Zitate aus Albert Camus‘ philosophischem Essay „Der Mythos von Sisyphos“ rahmen den Dokumentarfilm „Messner“ von Andreas Nickel. Tatsächlich ähneln die abenteuerlichen Unternehmungen des Südtiroler Extrembergsteigers und Grenzgängers Reinhold Messner, der sich selbst einmal als „Eroberer des Nutzlosen“ bezeichnet hat, einem absurden Tun. Zugleich ist dieser immer wieder neue „Kampf gegen Gipfel“, wie es bei Camus heißt, seine ebenso extremen wie nutzlosen Anstrengungen und Strapazen, Ausdruck existentieller Freiheit, die im Falle des Portraitierten schicksalhafte Züge trägt. Nicht umsonst zeigt das Plakatmotiv zum Film die Verschmelzung von Berg und Mensch. „I am obsessed by my vision“, heißt es im Song, der Messners „Leidenschaft bis zur Krankheit“ unterlegt ist. Jedoch geht es dem Bergsteiger dabei nicht um die Anhäufung von Rekorden, sondern um Erkenntnis und Überblick. Denn gerade die Grenzerfahrung lasse ihn, so Messner, „die Zerbrechlichkeit des Lebens“ spüren.

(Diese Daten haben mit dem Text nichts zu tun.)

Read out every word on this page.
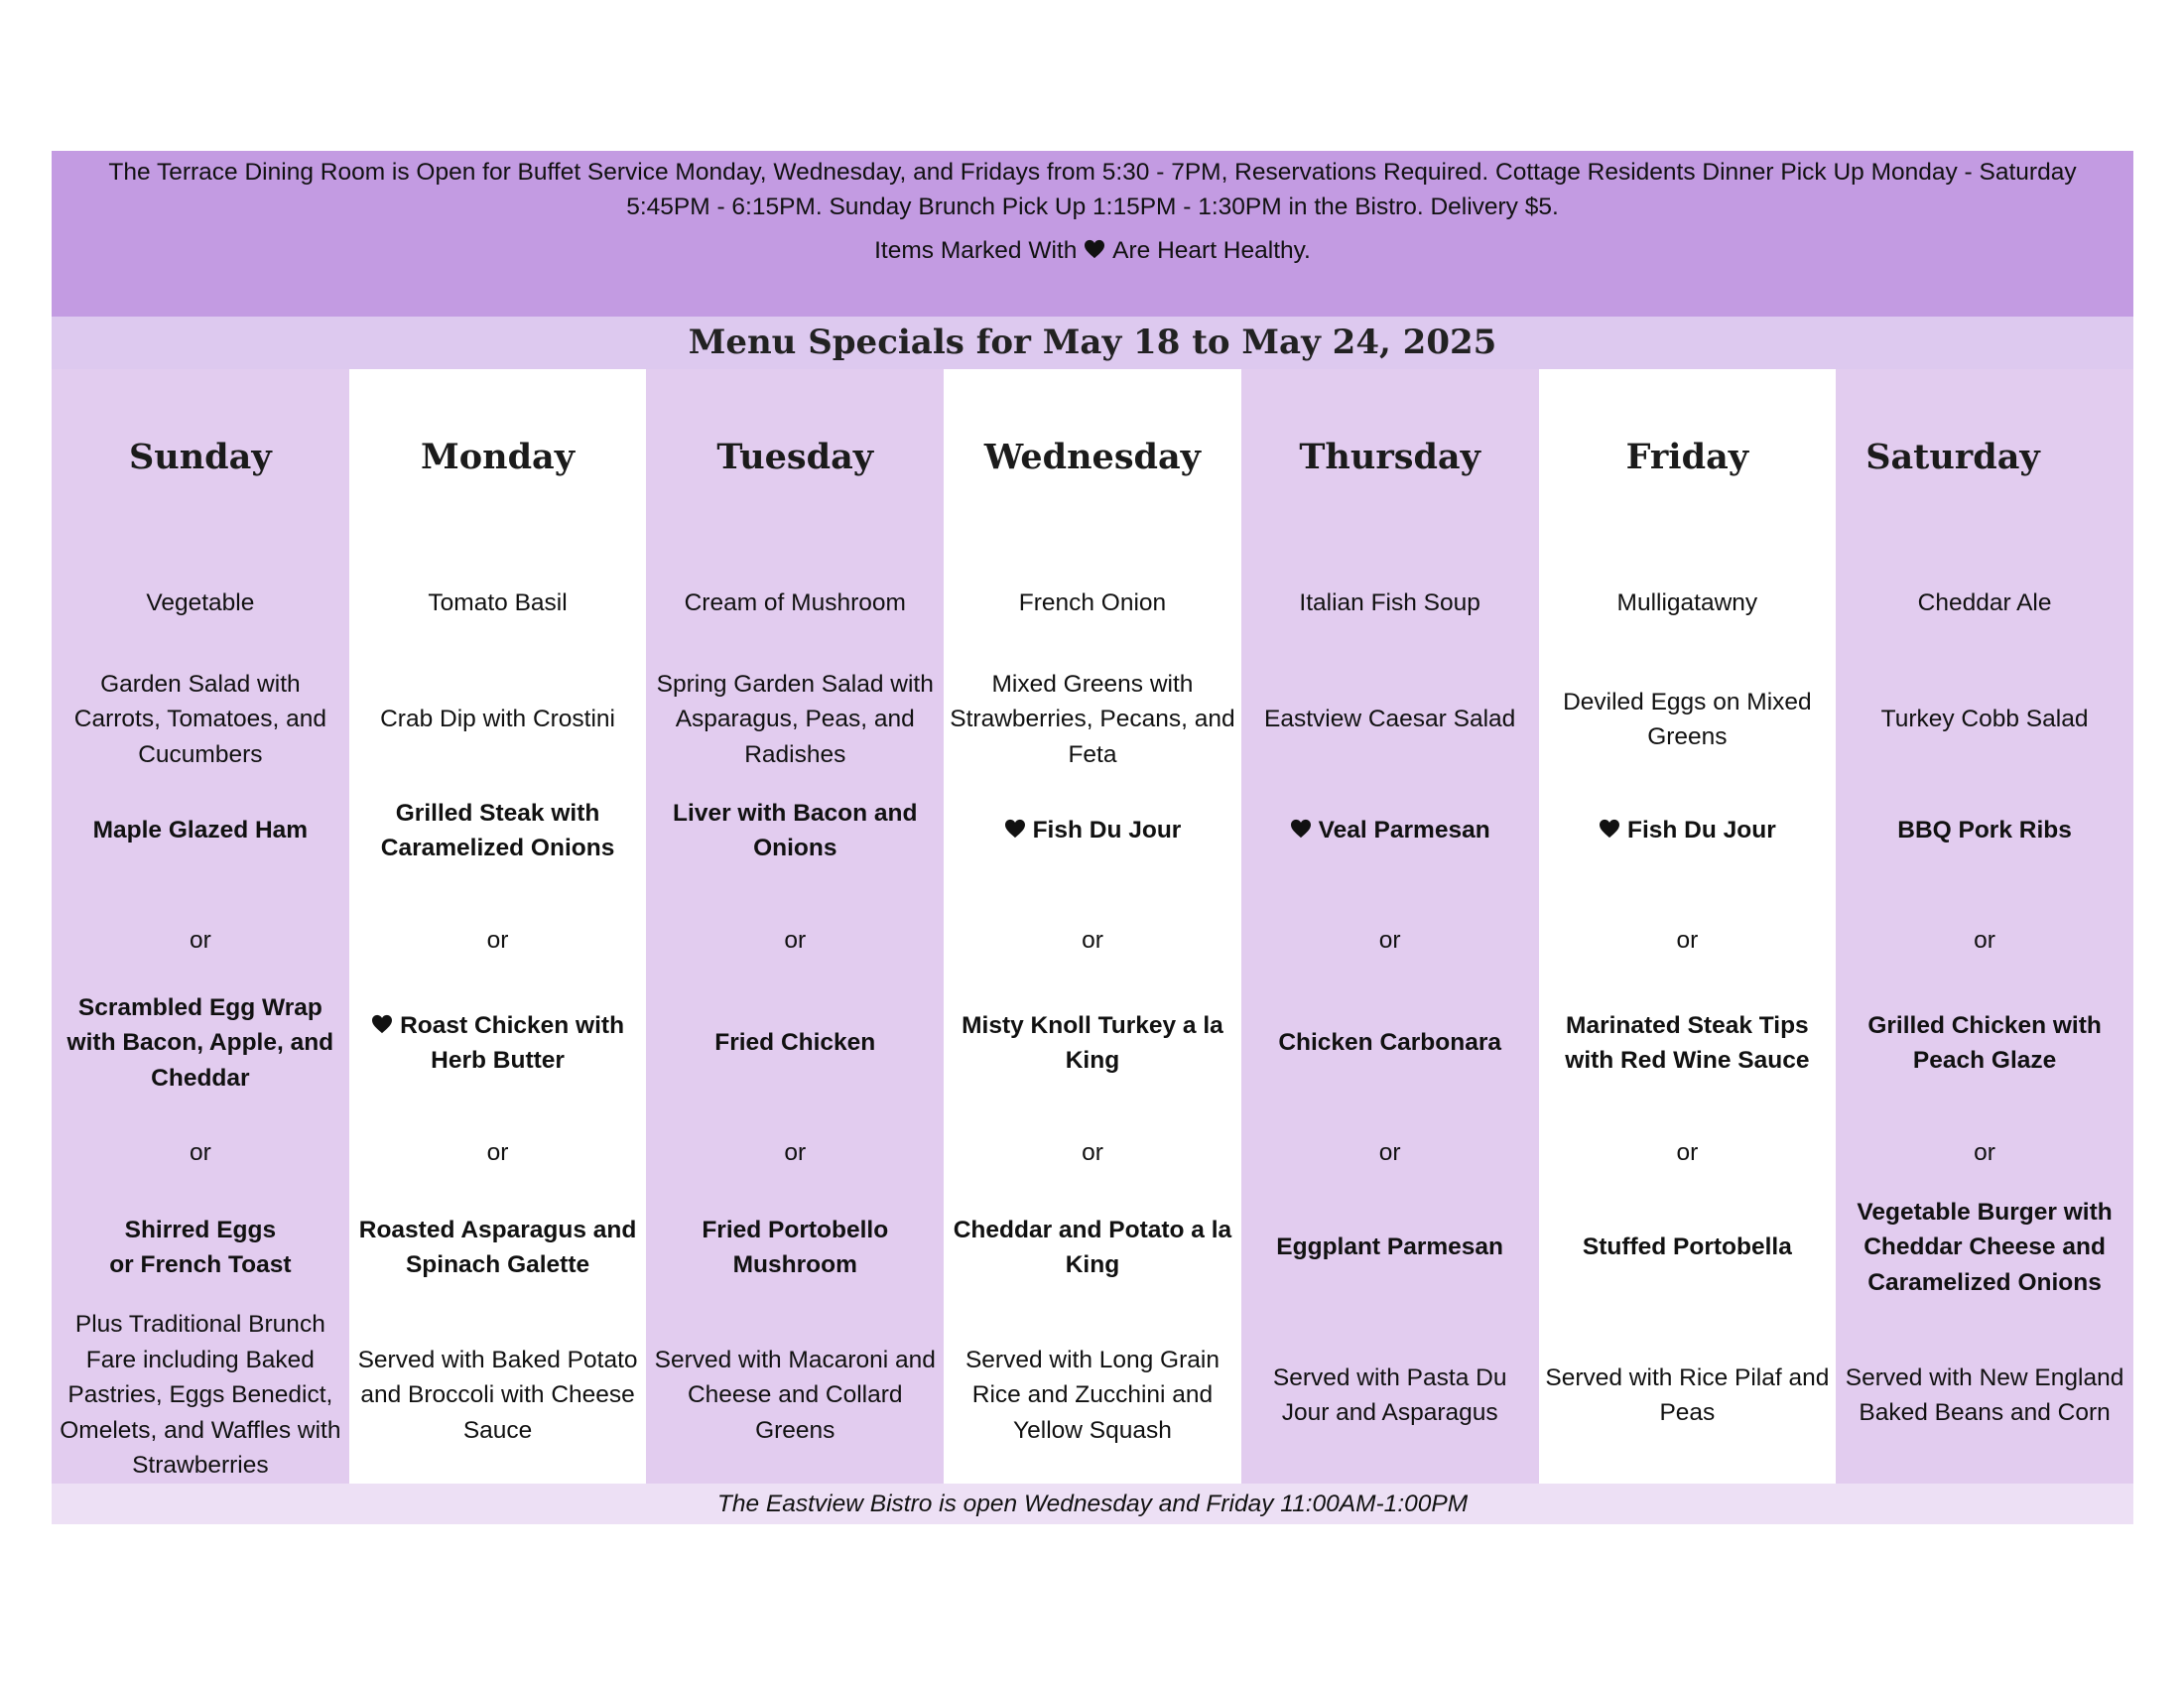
The Terrace Dining Room is Open for Buffet Service Monday, Wednesday, and Fridays from 5:30 - 7PM, Reservations Required. Cottage Residents Dinner Pick Up Monday - Saturday

5:45PM - 6:15PM. Sunday Brunch Pick Up 1:15PM - 1:30PM in the Bistro. Delivery $5.

Items Marked With Are Heart Healthy.

Menu Specials for May 18 to May 24, 2025
Sunday
Vegetable
Garden Salad with Carrots, Tomatoes, and Cucumbers
Maple Glazed Ham
or
Scrambled Egg Wrap with Bacon, Apple, and Cheddar
or
Shirred Eggs
or French Toast
Plus Traditional Brunch Fare including Baked Pastries, Eggs Benedict, Omelets, and Waffles with Strawberries
Monday
Tomato Basil
Crab Dip with Crostini
Grilled Steak with Caramelized Onions
or
Roast Chicken with Herb Butter
or
Roasted Asparagus and Spinach Galette
Served with Baked Potato and Broccoli with Cheese Sauce
Tuesday
Cream of Mushroom
Spring Garden Salad with Asparagus, Peas, and Radishes
Liver with Bacon and Onions
or
Fried Chicken
or
Fried Portobello Mushroom
Served with Macaroni and Cheese and Collard Greens
Wednesday
French Onion
Mixed Greens with Strawberries, Pecans, and Feta
Fish Du Jour
or
Misty Knoll Turkey a la King
or
Cheddar and Potato a la King
Served with Long Grain Rice and Zucchini and Yellow Squash
Thursday
Italian Fish Soup
Eastview Caesar Salad
Veal Parmesan
or
Chicken Carbonara
or
Eggplant Parmesan
Served with Pasta Du Jour and Asparagus
Friday
Mulligatawny
Deviled Eggs on Mixed Greens
Fish Du Jour
or
Marinated Steak Tips with Red Wine Sauce
or
Stuffed Portobella
Served with Rice Pilaf and Peas
Saturday
Cheddar Ale
Turkey Cobb Salad
BBQ Pork Ribs
or
Grilled Chicken with Peach Glaze
or
Vegetable Burger with Cheddar Cheese and Caramelized Onions
Served with New England Baked Beans and Corn
The Eastview Bistro is open Wednesday and Friday 11:00AM-1:00PM
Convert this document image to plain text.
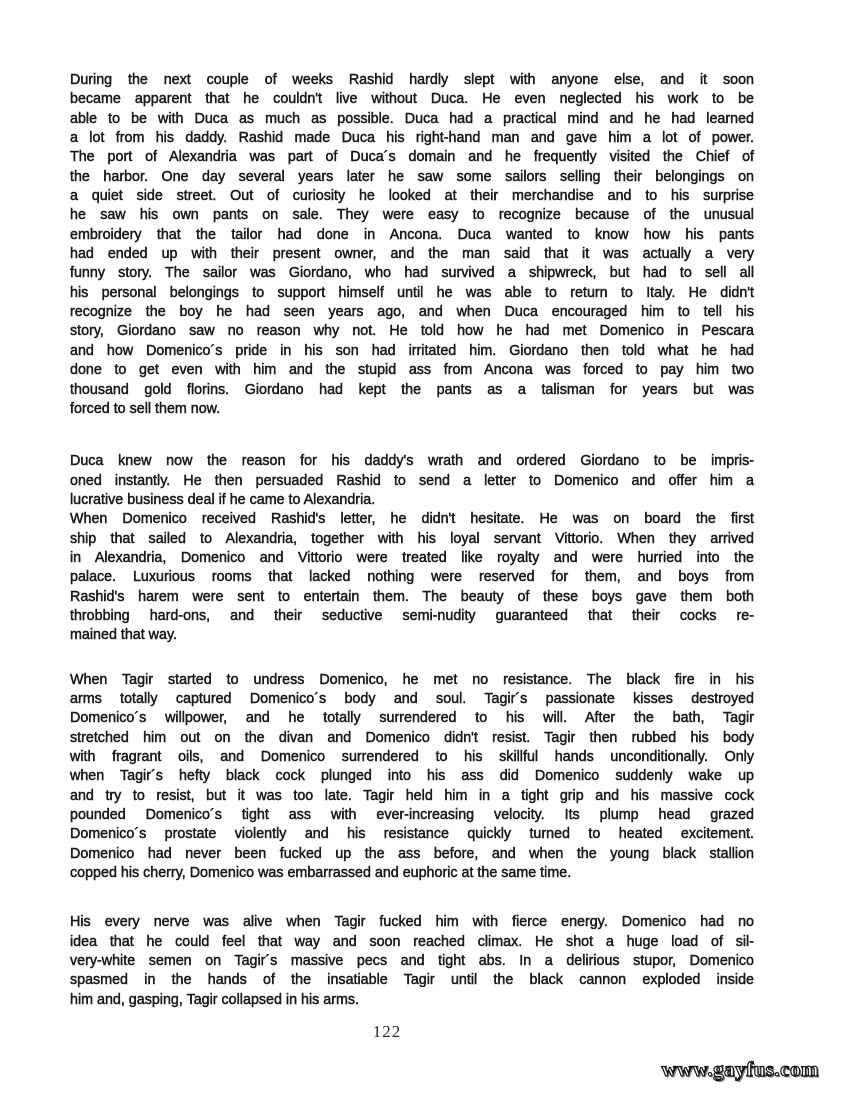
During the next couple of weeks Rashid hardly slept with anyone else, and it soon
became apparent that he couldn't live without Duca. He even neglected his work to be
able to be with Duca as much as possible. Duca had a practical mind and he had learned
a lot from his daddy. Rashid made Duca his right-hand man and gave him a lot of power.
The port of Alexandria was part of Duca´s domain and he frequently visited the Chief of
the harbor. One day several years later he saw some sailors selling their belongings on
a quiet side street. Out of curiosity he looked at their merchandise and to his surprise
he saw his own pants on sale. They were easy to recognize because of the unusual
embroidery that the tailor had done in Ancona. Duca wanted to know how his pants
had ended up with their present owner, and the man said that it was actually a very
funny story. The sailor was Giordano, who had survived a shipwreck, but had to sell all
his personal belongings to support himself until he was able to return to Italy. He didn't
recognize the boy he had seen years ago, and when Duca encouraged him to tell his
story, Giordano saw no reason why not. He told how he had met Domenico in Pescara
and how Domenico´s pride in his son had irritated him. Giordano then told what he had
done to get even with him and the stupid ass from Ancona was forced to pay him two
thousand gold florins. Giordano had kept the pants as a talisman for years but was
forced to sell them now.
Duca knew now the reason for his daddy's wrath and ordered Giordano to be impris-
oned instantly. He then persuaded Rashid to send a letter to Domenico and offer him a
lucrative business deal if he came to Alexandria.
When Domenico received Rashid's letter, he didn't hesitate. He was on board the first
ship that sailed to Alexandria, together with his loyal servant Vittorio. When they arrived
in Alexandria, Domenico and Vittorio were treated like royalty and were hurried into the
palace. Luxurious rooms that lacked nothing were reserved for them, and boys from
Rashid's harem were sent to entertain them. The beauty of these boys gave them both
throbbing hard-ons, and their seductive semi-nudity guaranteed that their cocks re-
mained that way.
When Tagir started to undress Domenico, he met no resistance. The black fire in his
arms totally captured Domenico´s body and soul. Tagir´s passionate kisses destroyed
Domenico´s willpower, and he totally surrendered to his will. After the bath, Tagir
stretched him out on the divan and Domenico didn't resist. Tagir then rubbed his body
with fragrant oils, and Domenico surrendered to his skillful hands unconditionally. Only
when Tagir´s hefty black cock plunged into his ass did Domenico suddenly wake up
and try to resist, but it was too late. Tagir held him in a tight grip and his massive cock
pounded Domenico´s tight ass with ever-increasing velocity. Its plump head grazed
Domenico´s prostate violently and his resistance quickly turned to heated excitement.
Domenico had never been fucked up the ass before, and when the young black stallion
copped his cherry, Domenico was embarrassed and euphoric at the same time.
His every nerve was alive when Tagir fucked him with fierce energy. Domenico had no
idea that he could feel that way and soon reached climax. He shot a huge load of sil-
very-white semen on Tagir´s massive pecs and tight abs. In a delirious stupor, Domenico
spasmed in the hands of the insatiable Tagir until the black cannon exploded inside
him and, gasping, Tagir collapsed in his arms.
122
www.gayfus.com
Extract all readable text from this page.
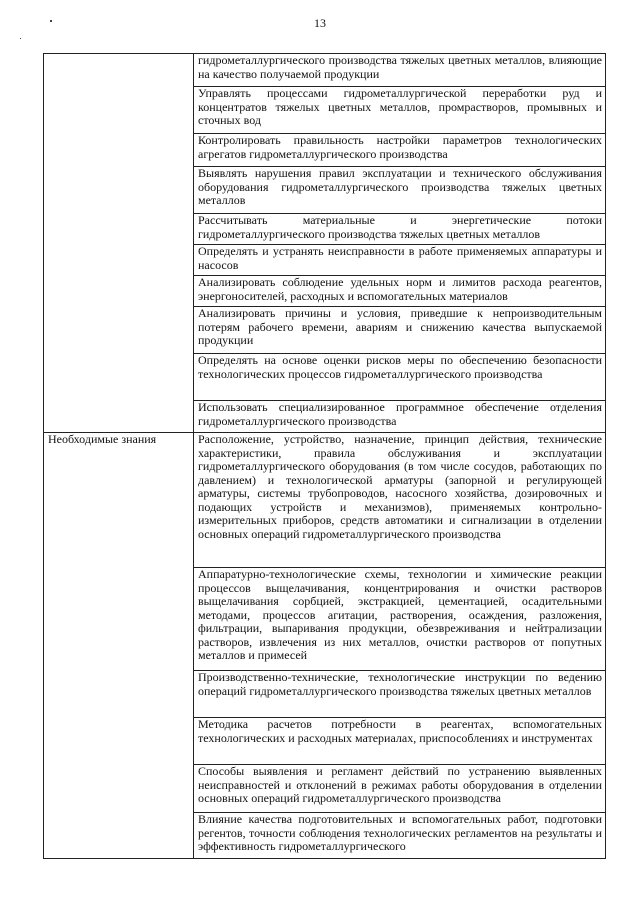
13
	гидрометаллургического производства тяжелых цветных металлов, влияющие на качество получаемой продукции
	Управлять процессами гидрометаллургической переработки руд и концентратов тяжелых цветных металлов, промрастворов, промывных и сточных вод
	Контролировать правильность настройки параметров технологических агрегатов гидрометаллургического производства
	Выявлять нарушения правил эксплуатации и технического обслуживания оборудования гидрометаллургического производства тяжелых цветных металлов
	Рассчитывать материальные и энергетические потоки гидрометаллургического производства тяжелых цветных металлов
	Определять и устранять неисправности в работе применяемых аппаратуры и насосов
	Анализировать соблюдение удельных норм и лимитов расхода реагентов, энергоносителей, расходных и вспомогательных материалов
	Анализировать причины и условия, приведшие к непроизводительным потерям рабочего времени, авариям и снижению качества выпускаемой продукции
	Определять на основе оценки рисков меры по обеспечению безопасности технологических процессов гидрометаллургического производства
	Использовать специализированное программное обеспечение отделения гидрометаллургического производства
Необходимые знания	Расположение, устройство, назначение, принцип действия, технические характеристики, правила обслуживания и эксплуатации гидрометаллургического оборудования (в том числе сосудов, работающих по давлением) и технологической арматуры (запорной и регулирующей арматуры, системы трубопроводов, насосного хозяйства, дозировочных и подающих устройств и механизмов), применяемых контрольно-измерительных приборов, средств автоматики и сигнализации в отделении основных операций гидрометаллургического производства
	Аппаратурно-технологические схемы, технологии и химические реакции процессов выщелачивания, концентрирования и очистки растворов выщелачивания сорбцией, экстракцией, цементацией, осадительными методами, процессов агитации, растворения, осаждения, разложения, фильтрации, выпаривания продукции, обезвреживания и нейтрализации растворов, извлечения из них металлов, очистки растворов от попутных металлов и примесей
	Производственно-технические, технологические инструкции по ведению операций гидрометаллургического производства тяжелых цветных металлов
	Методика расчетов потребности в реагентах, вспомогательных технологических и расходных материалах, приспособлениях и инструментах
	Способы выявления и регламент действий по устранению выявленных неисправностей и отклонений в режимах работы оборудования в отделении основных операций гидрометаллургического производства
	Влияние качества подготовительных и вспомогательных работ, подготовки регентов, точности соблюдения технологических регламентов на результаты и эффективность гидрометаллургического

Als „Metapher für das universelle Thema des Wachsens an Widerständen, dem Überwinden von Rückschlägen“ und also für das Leben selbst versteht Andreas Nickel das Bergsteigen. Sein Film folgt insofern den Lebensstationen Reinhold Messners, indem er diese und die mit ihnen verbundenen Expeditionen unter gliedernde Begriffe wie zum Beispiel „Rebellion“, „Moral“, „Verantwortung“, „Selbstprüfung“ und „Erkenntnis“ stellt. Dazu äußern sich der Portraitierte selbst, drei seiner Brüder, Weggefährten und Zeitzeugen, während Nickel mit Zeitdokumenten und nachgestellten Bergtouren den berührenden Wahnsinn dieses ungewöhnlichen, sich dem Verstehen letztlich entziehenden Lebens nachzeichnet. Die Bergsteiger Florian und Martin Riegler sind neben andern für diese teils waghalsig erscheinenden Nachinszenierungen, die an faszinierend fotografierten Originalschauplätzen entstanden, in den Rollen von Reinhold und seines tödlich verunglückten Bruders Günther zu sehen.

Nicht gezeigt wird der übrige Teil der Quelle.